As shown in the figure, forces of 105N each are applied in opposite directions, on the upper and lower faces of a cube of side 10 cm, shifting the  upper face parallel to itself by 0.5 cm. If the side of another cube of the same material is 20 cm, then under similar conditions as above, the displacement will be 

Given,

force $\mathrm{F}={10}^5\mathrm{N}$

Area $\mathrm{A}=0.1{\mathrm{m}}^2$

change in length = 0.5 cm

We know that,

$\mathrm{stress}=\frac{\mathrm{force}}{\mathrm{area}} \mathrm{and} \mathrm{Strain}=\frac{∆\mathrm{l}}{\mathrm{l}}$

${\mathrm{Stress}}_1=\frac{{10}^5}{{(0.1)}^2}$

${\mathrm{Strain}}_1=\frac{0.5\times {10}^{-2}}{0.1}$

Consider calculating the stress and strain for block 2 in the second block.
Here, X represents the second block's displacement.

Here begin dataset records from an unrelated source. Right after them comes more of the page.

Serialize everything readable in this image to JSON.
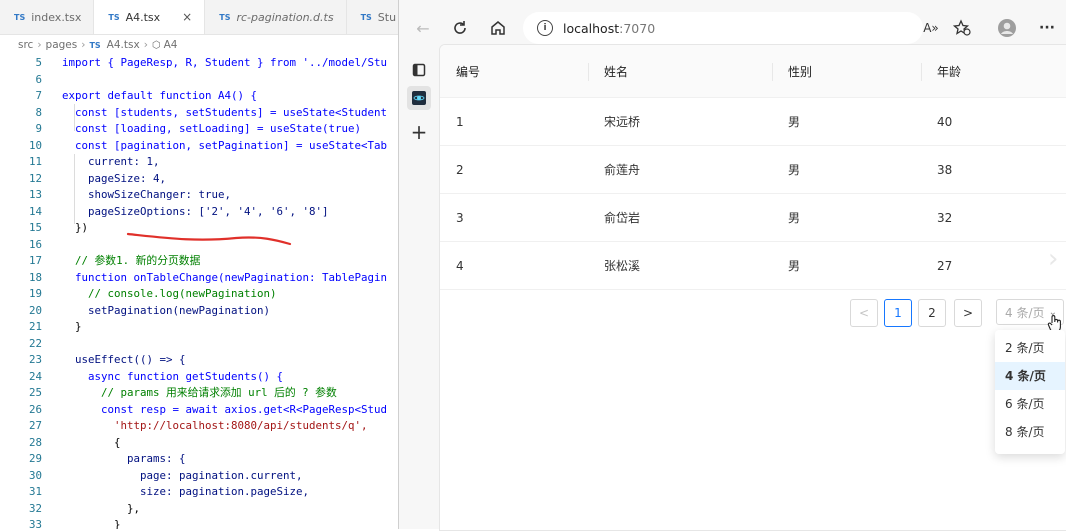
{
  "editor": {
    "tabs": [
      {
        "label": "index.tsx",
        "type": "TS"
      },
      {
        "label": "A4.tsx",
        "type": "TS",
        "close": "×"
      },
      {
        "label": "rc-pagination.d.ts",
        "type": "TS"
      },
      {
        "label": "Stu",
        "type": "TS"
      }
    ],
    "breadcrumb": [
      "src",
      "pages",
      "A4.tsx",
      "A4"
    ],
    "lines": [
      {
        "n": "5",
        "text": "import { PageResp, R, Student } from '../model/Stu",
        "cls": ""
      },
      {
        "n": "6",
        "text": "",
        "cls": ""
      },
      {
        "n": "7",
        "text": "export default function A4() {",
        "cls": ""
      },
      {
        "n": "8",
        "text": "  const [students, setStudents] = useState<Student",
        "cls": ""
      },
      {
        "n": "9",
        "text": "  const [loading, setLoading] = useState(true)",
        "cls": ""
      },
      {
        "n": "10",
        "text": "  const [pagination, setPagination] = useState<Tab",
        "cls": ""
      },
      {
        "n": "11",
        "text": "    current: 1,",
        "cls": "fn"
      },
      {
        "n": "12",
        "text": "    pageSize: 4,",
        "cls": "fn"
      },
      {
        "n": "13",
        "text": "    showSizeChanger: true,",
        "cls": "fn"
      },
      {
        "n": "14",
        "text": "    pageSizeOptions: ['2', '4', '6', '8']",
        "cls": "fn"
      },
      {
        "n": "15",
        "text": "  })",
        "cls": "plain"
      },
      {
        "n": "16",
        "text": "",
        "cls": ""
      },
      {
        "n": "17",
        "text": "  // 参数1. 新的分页数据",
        "cls": "cm"
      },
      {
        "n": "18",
        "text": "  function onTableChange(newPagination: TablePagin",
        "cls": ""
      },
      {
        "n": "19",
        "text": "    // console.log(newPagination)",
        "cls": "cm"
      },
      {
        "n": "20",
        "text": "    setPagination(newPagination)",
        "cls": "fn"
      },
      {
        "n": "21",
        "text": "  }",
        "cls": "plain"
      },
      {
        "n": "22",
        "text": "",
        "cls": ""
      },
      {
        "n": "23",
        "text": "  useEffect(() => {",
        "cls": "fn"
      },
      {
        "n": "24",
        "text": "    async function getStudents() {",
        "cls": ""
      },
      {
        "n": "25",
        "text": "      // params 用来给请求添加 url 后的 ? 参数",
        "cls": "cm"
      },
      {
        "n": "26",
        "text": "      const resp = await axios.get<R<PageResp<Stud",
        "cls": ""
      },
      {
        "n": "27",
        "text": "        'http://localhost:8080/api/students/q',",
        "cls": "str"
      },
      {
        "n": "28",
        "text": "        {",
        "cls": "plain"
      },
      {
        "n": "29",
        "text": "          params: {",
        "cls": "fn"
      },
      {
        "n": "30",
        "text": "            page: pagination.current,",
        "cls": "fn"
      },
      {
        "n": "31",
        "text": "            size: pagination.pageSize,",
        "cls": "fn"
      },
      {
        "n": "32",
        "text": "          },",
        "cls": "plain"
      },
      {
        "n": "33",
        "text": "        }",
        "cls": "plain"
      }
    ]
  },
  "browser": {
    "address_host": "localhost",
    "address_port": ":7070",
    "read_aloud": "A»",
    "table": {
      "headers": [
        "编号",
        "姓名",
        "性别",
        "年龄"
      ],
      "rows": [
        [
          "1",
          "宋远桥",
          "男",
          "40"
        ],
        [
          "2",
          "俞莲舟",
          "男",
          "38"
        ],
        [
          "3",
          "俞岱岩",
          "男",
          "32"
        ],
        [
          "4",
          "张松溪",
          "男",
          "27"
        ]
      ]
    },
    "pagination": {
      "prev": "<",
      "pages": [
        "1",
        "2"
      ],
      "current": "1",
      "next": ">",
      "size_selected": "4 条/页",
      "size_options": [
        "2 条/页",
        "4 条/页",
        "6 条/页",
        "8 条/页"
      ]
    }
  },
  "colors": {
    "accent": "#1677ff",
    "annotation": "#e0302a"
  }
}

Area $\mathrm{A}=0.2{\mathrm{m}}^2$

${\mathrm{Stress}}_1=\frac{{10}^5}{{(0.2)}^2}$

${\mathrm{Strain}}_1=\frac{\mathrm{X}}{0.2}$

taking the ratio,

$\frac{{\mathrm{stress}}_1}{{\mathrm{strain}}_1}=\frac{{\mathrm{stress}}_2}{{\mathrm{strain}}_2}$

$\frac{{\displaystyle \frac{{10}^5}{0.1^2}}}{{\displaystyle \frac{0.5\times {10}^{-2}}{0.1}}}=\frac{{\displaystyle \frac{{10}^5}{0.2^2}}}{{\displaystyle \frac{\mathrm{X}}{0.2}}}$

$\mathrm{x}=0.25\mathrm{cm}$

Hence the correct answer is 0.25 cm.